Молебен приближается к концу, хор корниловцев поет «Многая лета», все присутствующие опускаются на колени. Дьяконов слышит, как всхлипывает у него за спиной старый корниловец Млашевский, весь в ранах ветеран полка. Дьяконову тоже тяжело, спазмы сжимают горло. Такая минута! Вся площадь будто опустела в один миг, будто полегла под саблями: все стоят на коленях, покорно склонив головы, словно перед неизбежностью своей судьбы. Слышно, как ветер лопочет в хоругвях да разрывает душу хор корниловцев своей трагической молитвой.
Представители миссий, как и все остальные, тоже стоят на коленях. Вот Мак-Келли… Вот сверкает очками в роговой оправе японец… Какая сила, какая неизбежность, будто подкосив, поставила их на колени здесь, в пыли чаплинской ярмарочной площади? «Стойте, стойте! — с болью и надрывом звучит в душе у Дьяконова какой-то недобрый внутренний голос. — Впервые стоите вы на коленях на этой несчастной, так обильно политой кровью земле…»
Когда хор стихает, откуда-то сверху, с акаций, доносится удивленно-насмешливое:
— Ванька, Ванька, посмотри на того японца: в окулярах, а не видит! Коленями в коровий кизяк угодил!
— Вот кого хотел бы я сейчас заснять в этом виде… В назидание потомкам, — едко говорит Лобатый, обращаясь к Дьяконову, который не отрываясь глядит все туда же, в сторону согбенных, склонивших колени в пыль и навоз чаплинской площади генералов и высоких гостей — представителей «ее величества Антанты».

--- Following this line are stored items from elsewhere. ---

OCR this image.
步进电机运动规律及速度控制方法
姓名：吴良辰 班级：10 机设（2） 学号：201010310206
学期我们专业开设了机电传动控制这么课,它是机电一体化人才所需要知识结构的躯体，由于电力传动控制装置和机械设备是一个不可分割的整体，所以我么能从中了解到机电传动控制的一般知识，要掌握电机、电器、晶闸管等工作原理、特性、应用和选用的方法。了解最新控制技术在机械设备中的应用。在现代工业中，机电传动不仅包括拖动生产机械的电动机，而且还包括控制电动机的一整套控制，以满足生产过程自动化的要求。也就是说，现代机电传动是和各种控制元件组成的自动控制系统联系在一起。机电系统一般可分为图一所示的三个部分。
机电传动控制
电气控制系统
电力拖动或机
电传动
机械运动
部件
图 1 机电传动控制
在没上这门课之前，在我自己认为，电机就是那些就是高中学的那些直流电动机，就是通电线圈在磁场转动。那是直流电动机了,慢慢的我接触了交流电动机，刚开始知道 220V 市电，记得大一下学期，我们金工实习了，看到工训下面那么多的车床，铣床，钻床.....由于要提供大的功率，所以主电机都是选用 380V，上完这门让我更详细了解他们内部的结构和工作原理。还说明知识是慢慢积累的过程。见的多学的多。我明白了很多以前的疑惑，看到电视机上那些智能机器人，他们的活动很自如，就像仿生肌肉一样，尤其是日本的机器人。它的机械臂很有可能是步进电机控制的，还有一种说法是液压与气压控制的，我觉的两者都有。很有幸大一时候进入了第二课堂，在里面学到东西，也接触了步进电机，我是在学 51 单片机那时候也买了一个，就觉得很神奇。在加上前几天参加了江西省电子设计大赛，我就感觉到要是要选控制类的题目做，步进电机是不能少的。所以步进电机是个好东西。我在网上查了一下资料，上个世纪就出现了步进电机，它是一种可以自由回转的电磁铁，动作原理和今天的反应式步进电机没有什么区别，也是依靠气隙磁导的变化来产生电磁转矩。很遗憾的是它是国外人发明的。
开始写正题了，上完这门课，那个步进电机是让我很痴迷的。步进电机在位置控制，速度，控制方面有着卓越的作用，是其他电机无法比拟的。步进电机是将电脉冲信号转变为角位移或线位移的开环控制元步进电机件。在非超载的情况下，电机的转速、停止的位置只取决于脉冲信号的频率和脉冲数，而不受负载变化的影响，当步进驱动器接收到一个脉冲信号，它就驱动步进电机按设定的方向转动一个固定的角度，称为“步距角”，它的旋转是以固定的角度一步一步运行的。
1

Небо все темнеет, все ниже нависают взбаламученные темно-бурые космы туч над площадью, над вытянувшимся перед полками вождем. Чем ближе вечер, тем явственнее, тем грознее на клубящемся горизонте немые небесные вспышки.
Врангелю нравится эта торжественная церемония в бурых тучах пыли, что гонит по степи ветер, при вспышках далеких молний; импонирует вождю и этот хор мрачных корниловцев, выстроившихся для своей трагической молитвы под темным, низко нависшим небом. Вождь готов верить, что сама природа жаждет принять участие в происходящей церемонии, возводит над ним и его войсками свой грозно-величавый храм…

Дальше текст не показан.